Being a Gentrifier in a Neighborhood with a Generational Gang?

The article (20 Ways Not to be a Gentrifier) struck a few nerves.  I mean I agree and disagree with the sentiments, but I think the disagreements are worth noting.

Danette Lambert, the writer, argues that it isn't necessarily moving into the neighborhood that 'makes' you a 'gentrifier', it's what you do, which includes "ignoring the tastes and culture of the people living there.'

First off, I think labeling anyone a 'gentrifier' is always going to be destructive and divisive.  I don't think anyone takes kindly to being labeled something negative.  It's an advocacy article intended for an audience the writer doesn't write for, but actually written for and in the language of the writer's advocacy circle, framed as an 'objective' "how-to" article. 

That said, I think I agree with the intention of the article which is to promote more behavior that builds community within a community.  However, I don't think I'd take as much of a "do-this and this and this" patronizing type tone.

Aside from the patronizing tone, I don't know to what degree the advice is effective in all neighborhoods.  I think that the advice from Lambert's article might work for a place already in full gentrification mode ala Highland Park, but I'm not sure if it works for a street with a gang on it. 

As a middle-class raised person raised with an Anthropological lens, I fully agree that I shouldn't "ignore the tastes and culture of the people living there." I say hi to my next door neighbors, but saying that to anyone around the block sometimes yields a funny look.

The underlying issue is that there appears to be some real distrust here.  Not only are the tags being kept alive by people, but every house still has a gate, and more often than not you'll find a big hulking pitbull to bark your ear off. 

My next door neighbor has a fortress for a garage gate, which they open every morning before work and close every night after work.  The only thing we know is that they throw some big parties in that fortress there, but they don't seem like a gang, though we can't be 100% sure.

I pointed out to my wife that I never see when people do their groceries, she said that people do their groceries at night so that no one sees what they have.
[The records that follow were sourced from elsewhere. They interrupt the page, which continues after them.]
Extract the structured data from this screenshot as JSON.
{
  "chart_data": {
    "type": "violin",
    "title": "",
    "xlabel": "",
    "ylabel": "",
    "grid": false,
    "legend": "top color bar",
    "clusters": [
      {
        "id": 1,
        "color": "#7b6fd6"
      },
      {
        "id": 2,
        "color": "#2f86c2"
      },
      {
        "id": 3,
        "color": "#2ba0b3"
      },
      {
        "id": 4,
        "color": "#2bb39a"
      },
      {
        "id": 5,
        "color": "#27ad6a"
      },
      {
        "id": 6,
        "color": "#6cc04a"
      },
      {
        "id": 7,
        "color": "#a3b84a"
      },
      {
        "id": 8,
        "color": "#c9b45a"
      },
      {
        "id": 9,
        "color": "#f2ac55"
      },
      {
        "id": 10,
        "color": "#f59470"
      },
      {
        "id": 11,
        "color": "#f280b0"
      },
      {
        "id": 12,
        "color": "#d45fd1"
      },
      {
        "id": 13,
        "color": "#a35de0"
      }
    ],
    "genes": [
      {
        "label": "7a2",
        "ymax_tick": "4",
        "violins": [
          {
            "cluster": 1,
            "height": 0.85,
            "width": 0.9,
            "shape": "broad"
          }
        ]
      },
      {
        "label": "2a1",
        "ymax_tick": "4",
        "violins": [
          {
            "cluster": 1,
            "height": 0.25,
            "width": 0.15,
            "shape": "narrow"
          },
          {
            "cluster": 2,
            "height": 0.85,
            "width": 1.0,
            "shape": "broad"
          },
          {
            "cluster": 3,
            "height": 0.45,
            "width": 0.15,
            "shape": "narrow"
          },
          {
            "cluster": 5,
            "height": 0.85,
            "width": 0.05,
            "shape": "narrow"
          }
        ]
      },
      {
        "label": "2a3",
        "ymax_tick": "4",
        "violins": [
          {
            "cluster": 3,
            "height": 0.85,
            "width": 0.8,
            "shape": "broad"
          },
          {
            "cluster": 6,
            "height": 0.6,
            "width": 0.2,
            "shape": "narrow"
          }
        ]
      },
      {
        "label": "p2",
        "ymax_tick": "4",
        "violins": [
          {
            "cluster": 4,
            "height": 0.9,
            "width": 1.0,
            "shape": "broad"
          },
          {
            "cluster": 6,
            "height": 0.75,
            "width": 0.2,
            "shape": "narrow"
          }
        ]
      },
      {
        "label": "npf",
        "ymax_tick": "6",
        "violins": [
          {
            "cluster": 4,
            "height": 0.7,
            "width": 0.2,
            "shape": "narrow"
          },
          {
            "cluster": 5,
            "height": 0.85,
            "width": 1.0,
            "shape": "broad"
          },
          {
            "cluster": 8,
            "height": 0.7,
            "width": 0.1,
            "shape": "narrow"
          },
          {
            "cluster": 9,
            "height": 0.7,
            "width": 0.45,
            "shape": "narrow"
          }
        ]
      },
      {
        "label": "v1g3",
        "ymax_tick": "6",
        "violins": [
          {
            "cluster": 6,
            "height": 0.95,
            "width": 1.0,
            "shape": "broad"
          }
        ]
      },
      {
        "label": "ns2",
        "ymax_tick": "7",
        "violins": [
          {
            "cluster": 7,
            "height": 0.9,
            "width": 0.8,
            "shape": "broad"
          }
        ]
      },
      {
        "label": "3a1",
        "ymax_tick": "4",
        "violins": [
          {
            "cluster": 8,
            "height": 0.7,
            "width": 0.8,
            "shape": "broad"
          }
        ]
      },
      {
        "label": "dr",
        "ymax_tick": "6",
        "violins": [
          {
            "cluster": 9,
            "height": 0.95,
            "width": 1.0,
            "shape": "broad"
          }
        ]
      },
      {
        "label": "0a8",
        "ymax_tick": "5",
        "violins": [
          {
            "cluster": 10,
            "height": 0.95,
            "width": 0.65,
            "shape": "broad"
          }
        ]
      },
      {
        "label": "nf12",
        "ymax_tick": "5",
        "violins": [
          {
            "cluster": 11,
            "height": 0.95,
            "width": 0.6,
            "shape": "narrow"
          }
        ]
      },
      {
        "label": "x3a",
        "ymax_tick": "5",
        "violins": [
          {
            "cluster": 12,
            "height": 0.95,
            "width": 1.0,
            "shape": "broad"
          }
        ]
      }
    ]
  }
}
I feel like every house is their own little tribe.

Despite the distrust that appears to be apparent, I do recognize my neighbors as people.  I do think I like to see the optimistic side of my neighbors.
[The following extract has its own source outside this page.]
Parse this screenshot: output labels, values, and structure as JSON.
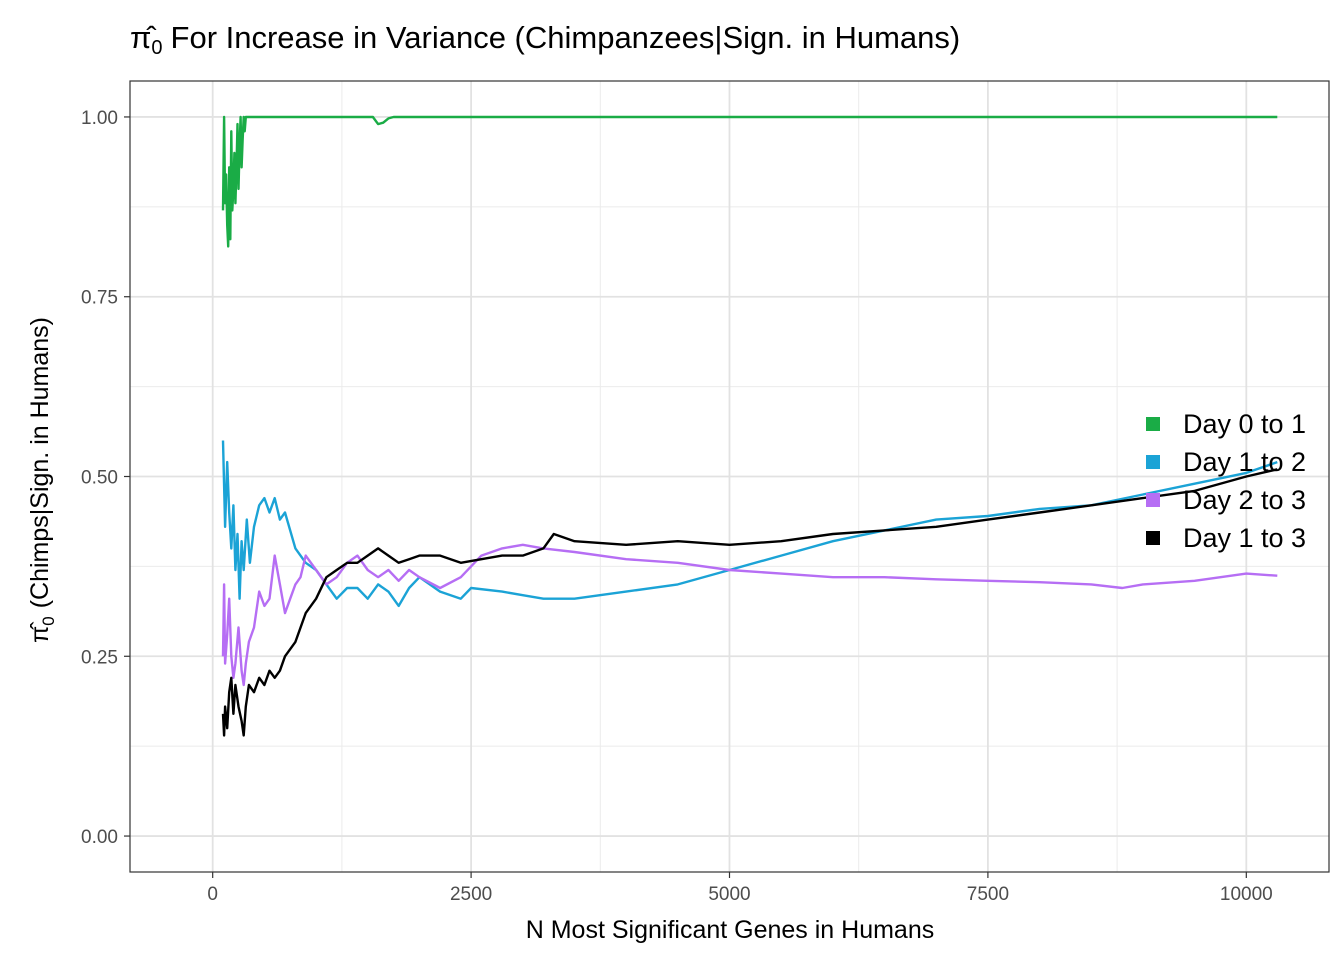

I'm pretty cool with life here on the block, however, the existence of gang tagging and looming threat of violence hints at another question addressed towards, what to do about a gang culture that appears to be a part of the social fabric of your neighborhood?

I mean I would like to re-organize the enthusiasm gang members have for their gangs into something else. But it seems like any real solution will take some real work and time that would involve people wanting to change themselves rather than attempting to force a change.